Bailey has earned the respect of the tight end room through years of showing up and working late, beginning as an offensive intern coaching running backs, before moving to receivers in 2017 and quarterbacks in 2019, followed by three years as a quality control coach.

Named to 247Sports’ 30 Under 30 list, Bailey began at Missouri in 2014 as an undergraduate assistant, where he spent one year before joining his alma mater, Notre Dame, working as a recruiting analyst for the Irish. That led to his position at Ohio State, and it’s been an upward trajectory ever since, with the tight end room being his next responsibility, where he’s already taking a different approach.
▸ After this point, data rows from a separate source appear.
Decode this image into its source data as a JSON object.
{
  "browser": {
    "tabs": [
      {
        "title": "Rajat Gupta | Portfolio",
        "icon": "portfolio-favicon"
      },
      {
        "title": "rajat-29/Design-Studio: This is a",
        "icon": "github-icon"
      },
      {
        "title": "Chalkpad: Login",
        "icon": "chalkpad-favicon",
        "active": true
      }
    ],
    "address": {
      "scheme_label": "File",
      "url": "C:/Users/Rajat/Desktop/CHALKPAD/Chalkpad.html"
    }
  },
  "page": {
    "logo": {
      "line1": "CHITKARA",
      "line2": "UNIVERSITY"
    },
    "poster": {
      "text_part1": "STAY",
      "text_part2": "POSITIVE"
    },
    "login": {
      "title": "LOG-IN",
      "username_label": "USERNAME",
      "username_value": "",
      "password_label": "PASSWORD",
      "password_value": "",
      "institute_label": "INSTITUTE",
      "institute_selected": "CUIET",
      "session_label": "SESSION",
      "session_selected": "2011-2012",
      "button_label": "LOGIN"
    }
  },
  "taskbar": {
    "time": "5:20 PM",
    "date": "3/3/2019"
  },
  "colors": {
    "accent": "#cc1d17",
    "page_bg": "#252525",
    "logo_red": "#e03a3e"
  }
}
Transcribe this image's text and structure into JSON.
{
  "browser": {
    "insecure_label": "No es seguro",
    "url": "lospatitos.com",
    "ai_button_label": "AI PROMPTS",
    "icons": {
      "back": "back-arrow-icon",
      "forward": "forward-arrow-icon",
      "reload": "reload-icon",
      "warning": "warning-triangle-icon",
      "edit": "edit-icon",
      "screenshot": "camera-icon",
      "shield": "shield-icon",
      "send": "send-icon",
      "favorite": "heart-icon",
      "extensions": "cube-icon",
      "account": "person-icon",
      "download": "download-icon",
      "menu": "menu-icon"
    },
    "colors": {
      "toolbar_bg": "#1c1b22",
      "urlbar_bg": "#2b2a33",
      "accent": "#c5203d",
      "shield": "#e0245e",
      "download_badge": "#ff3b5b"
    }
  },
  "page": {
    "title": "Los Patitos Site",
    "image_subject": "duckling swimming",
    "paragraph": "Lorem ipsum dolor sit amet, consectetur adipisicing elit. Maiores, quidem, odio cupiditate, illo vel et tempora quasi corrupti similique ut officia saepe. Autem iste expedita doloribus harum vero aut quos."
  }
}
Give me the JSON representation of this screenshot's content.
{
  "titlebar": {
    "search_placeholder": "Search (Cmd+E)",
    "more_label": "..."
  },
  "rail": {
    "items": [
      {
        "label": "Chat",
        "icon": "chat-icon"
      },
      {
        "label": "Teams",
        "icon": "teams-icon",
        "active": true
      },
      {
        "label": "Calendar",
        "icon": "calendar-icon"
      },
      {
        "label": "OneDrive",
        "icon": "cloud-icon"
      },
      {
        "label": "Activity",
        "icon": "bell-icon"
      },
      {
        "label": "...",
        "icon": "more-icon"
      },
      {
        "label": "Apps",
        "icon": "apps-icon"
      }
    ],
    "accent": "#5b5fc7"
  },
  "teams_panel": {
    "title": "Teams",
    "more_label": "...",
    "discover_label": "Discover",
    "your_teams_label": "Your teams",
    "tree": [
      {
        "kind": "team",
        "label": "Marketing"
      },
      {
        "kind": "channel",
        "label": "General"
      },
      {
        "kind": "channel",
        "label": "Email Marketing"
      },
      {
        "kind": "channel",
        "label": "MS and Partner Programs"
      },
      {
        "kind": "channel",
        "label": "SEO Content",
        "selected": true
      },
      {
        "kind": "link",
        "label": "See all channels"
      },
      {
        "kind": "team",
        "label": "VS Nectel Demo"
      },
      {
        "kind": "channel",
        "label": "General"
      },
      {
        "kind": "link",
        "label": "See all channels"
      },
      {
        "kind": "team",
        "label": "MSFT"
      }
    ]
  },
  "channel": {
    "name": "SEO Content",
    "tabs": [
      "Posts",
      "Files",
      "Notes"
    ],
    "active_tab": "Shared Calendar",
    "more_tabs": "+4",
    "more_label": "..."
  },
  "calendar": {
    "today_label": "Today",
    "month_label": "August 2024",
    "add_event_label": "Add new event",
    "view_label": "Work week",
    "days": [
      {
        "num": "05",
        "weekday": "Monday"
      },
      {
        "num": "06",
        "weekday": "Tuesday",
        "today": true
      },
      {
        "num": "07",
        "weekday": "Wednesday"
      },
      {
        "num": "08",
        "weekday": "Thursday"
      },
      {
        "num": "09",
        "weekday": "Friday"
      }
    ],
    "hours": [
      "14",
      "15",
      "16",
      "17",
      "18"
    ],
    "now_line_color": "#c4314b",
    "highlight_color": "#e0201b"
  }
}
“I tell my guys and my future Buckeyes I don’t have tight end drills,” Bailey said. “I’ve got receiver drills and I’m going to coach you like I would coach Jaxon [Smith-Njigba] and Chris [Olave] and Garrett [Wilson], and I don’t have o-line drills because when it’s time to block, I’m going to coach you like coach [Justin] Frye coaches Paris [Johnson Jr.] and Dawand [Jones], period. Because one play you’ve got to be him and another play you’ve got to be him.”

Bailey will be tasked with finding a replacement for Mitch Rossi, who played alongside Stover and also replaced him as the No. 1 tight end when he was hurt. The new position coach didn’t give any indication who will fill Rossi’s shoes but did say versatility will go a long way in making that decision — just like it made Bailey an undeniable coach worth promoting.